Dans ce même ordre d'idées, la coopérative a contribué au lancement d'un nouveau produit local, une salsa concoctée par les sauces Damn, une jeune entreprise régionale, en fournissant tous les légumes qui ont servi pour la transformation.

La technique des couches d'oignon

Pierre-Olivier Brassard, vice-président de la coopérative de solidarité Les Artisans paysans, rêvait depuis longtemps faire pousser des légumes dans la région en utilisant la technique «des couches d'oignon».

Il y a environ deux ans, il s'était même rendu dans le Maine, sur la ferme de l'agriculteur Eliot Coleman, connu pour son ouvrage The Winter Harvest Handbook - Four Season Farm.

Il y a passé quelques jours pour apprendre la technique développée par l'agriculteur. «En fait, c'est comme le principe des couches d'oignon, quand on fait du sport à l'extérieur l'hiver», image le jeune homme.

Les légumes sont cultivés dans une serre non chauffée et recouverts de plusieurs grandes bâches. Ces bâches créent des couches thermiques qui permettent de conserver la chaleur du sol. «Il y a un différentiel de 5 à 10 °C par bâche, selon les conditions», précise-t-il.

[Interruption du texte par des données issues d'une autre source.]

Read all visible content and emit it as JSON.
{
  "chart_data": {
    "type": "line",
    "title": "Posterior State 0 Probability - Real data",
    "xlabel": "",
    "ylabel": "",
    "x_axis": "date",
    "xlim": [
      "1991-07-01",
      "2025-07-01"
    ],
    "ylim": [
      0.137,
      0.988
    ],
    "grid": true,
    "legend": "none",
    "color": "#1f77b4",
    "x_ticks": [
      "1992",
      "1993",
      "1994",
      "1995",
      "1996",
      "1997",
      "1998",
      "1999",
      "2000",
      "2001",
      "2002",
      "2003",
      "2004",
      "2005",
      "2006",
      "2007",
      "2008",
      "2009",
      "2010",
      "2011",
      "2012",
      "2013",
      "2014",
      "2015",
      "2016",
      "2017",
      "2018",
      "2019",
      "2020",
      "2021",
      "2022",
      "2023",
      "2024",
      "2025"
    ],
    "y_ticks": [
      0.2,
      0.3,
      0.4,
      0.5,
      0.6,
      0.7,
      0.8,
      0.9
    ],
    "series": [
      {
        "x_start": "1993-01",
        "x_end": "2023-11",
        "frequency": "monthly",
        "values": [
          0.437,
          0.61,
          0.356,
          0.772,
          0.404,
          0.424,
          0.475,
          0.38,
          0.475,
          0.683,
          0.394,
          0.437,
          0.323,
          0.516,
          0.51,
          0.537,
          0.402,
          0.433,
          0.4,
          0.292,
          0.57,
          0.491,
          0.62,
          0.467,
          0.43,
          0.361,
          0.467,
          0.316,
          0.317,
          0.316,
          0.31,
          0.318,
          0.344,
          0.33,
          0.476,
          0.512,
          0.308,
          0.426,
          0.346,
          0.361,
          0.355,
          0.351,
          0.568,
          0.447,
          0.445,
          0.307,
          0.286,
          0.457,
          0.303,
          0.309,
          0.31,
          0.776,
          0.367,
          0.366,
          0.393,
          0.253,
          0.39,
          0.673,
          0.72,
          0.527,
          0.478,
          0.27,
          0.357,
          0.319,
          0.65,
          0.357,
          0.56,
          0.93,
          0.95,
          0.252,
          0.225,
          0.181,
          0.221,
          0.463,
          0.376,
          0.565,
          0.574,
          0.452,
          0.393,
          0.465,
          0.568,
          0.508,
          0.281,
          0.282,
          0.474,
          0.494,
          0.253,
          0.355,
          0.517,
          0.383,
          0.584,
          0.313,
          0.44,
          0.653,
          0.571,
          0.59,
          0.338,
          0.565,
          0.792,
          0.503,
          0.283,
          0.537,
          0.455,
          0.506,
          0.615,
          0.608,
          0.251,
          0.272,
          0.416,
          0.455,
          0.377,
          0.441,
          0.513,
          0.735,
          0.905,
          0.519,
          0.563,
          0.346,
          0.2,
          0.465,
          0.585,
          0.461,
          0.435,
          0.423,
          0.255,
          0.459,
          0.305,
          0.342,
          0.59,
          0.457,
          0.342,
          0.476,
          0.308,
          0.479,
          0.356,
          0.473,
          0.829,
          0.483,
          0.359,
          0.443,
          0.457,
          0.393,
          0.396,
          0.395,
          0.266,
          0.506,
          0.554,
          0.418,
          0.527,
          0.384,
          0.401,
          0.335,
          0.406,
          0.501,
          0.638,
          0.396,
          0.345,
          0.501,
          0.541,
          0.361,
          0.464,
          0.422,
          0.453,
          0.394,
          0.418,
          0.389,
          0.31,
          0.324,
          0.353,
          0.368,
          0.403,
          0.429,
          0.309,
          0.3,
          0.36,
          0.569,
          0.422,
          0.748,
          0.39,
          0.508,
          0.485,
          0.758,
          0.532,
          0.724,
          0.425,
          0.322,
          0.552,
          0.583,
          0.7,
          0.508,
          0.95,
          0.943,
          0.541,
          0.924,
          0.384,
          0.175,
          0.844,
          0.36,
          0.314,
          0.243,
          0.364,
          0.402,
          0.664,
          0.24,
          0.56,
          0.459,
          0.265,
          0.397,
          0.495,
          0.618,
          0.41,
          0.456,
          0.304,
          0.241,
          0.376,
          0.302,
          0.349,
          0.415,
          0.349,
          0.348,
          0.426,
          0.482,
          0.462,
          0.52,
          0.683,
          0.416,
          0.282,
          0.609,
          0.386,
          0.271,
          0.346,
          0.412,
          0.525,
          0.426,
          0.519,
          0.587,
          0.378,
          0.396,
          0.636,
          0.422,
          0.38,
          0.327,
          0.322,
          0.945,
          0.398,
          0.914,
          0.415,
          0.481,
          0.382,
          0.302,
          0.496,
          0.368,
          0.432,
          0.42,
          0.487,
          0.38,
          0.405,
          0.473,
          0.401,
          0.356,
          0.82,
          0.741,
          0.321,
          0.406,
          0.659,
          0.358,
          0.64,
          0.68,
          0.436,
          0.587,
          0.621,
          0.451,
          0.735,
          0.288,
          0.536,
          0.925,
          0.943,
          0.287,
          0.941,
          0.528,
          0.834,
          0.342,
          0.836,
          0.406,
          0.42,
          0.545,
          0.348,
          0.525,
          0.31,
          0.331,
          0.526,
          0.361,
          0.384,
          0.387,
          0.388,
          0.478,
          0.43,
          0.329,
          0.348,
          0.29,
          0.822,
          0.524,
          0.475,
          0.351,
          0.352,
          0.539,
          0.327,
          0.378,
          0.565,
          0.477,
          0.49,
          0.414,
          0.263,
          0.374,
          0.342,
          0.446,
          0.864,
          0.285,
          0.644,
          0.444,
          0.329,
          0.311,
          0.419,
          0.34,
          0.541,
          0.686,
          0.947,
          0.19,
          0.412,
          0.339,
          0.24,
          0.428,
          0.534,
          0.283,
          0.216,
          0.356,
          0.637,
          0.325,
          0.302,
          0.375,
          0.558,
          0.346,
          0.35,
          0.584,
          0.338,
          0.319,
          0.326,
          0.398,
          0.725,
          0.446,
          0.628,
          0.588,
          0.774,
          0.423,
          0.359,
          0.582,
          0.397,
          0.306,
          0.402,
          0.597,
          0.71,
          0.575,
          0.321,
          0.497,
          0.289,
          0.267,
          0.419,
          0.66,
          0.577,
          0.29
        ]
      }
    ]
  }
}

La croissance des légumes en hiver varie selon le froid, la quantité d'ensoleillement et le zénith du soleil. Le temps clément de l'automne et du mois de décembre a jusqu'à maintenant été bénéfique pour la croissance des légumes.

La croissance des plants a débuté en serre chauffée. Ils ont ensuite été transplantés dans les serres non chauffées en octobre. Seuls les plants de carottes ont été semés directement dans les serres non chauffées.

Grands froids

Le projet de la coopérative sera mis à l'épreuve en janvier et février, pendant la période des grands froids. «Dans le Maine, il y a aussi des journées froides, mais cela dure seulement quelques journées, tandis qu'ici ça peut durer plusieurs semaines. On a hâte de voir comment ça va se passer», commente-t-il.

Si l'expérience est un succès, la coopérative compte bien la renouveler l'an prochain et augmenter sa superficie de culture. À sa connaissance, plusieurs personnes s'adonnent à la production maraîchère en hiver, à Montréal et dans les secteurs plus au sud, près des frontières américaines, mais peu ont tenté l'expérience dans des régions au climat nordique telles que la nôtre.

Peu coûteux

Faire pousser des légumes en hiver en utilisant une pareille technique est par ailleurs peu coûteux. La lente croissance limite la propagation des mauvaises herbes et demande un arrosage moins fréquent.

«En fait, il faut acheter les graines et aller récolter, ce sont nos principaux coûts», conclut Pierre-Olivier Brassard.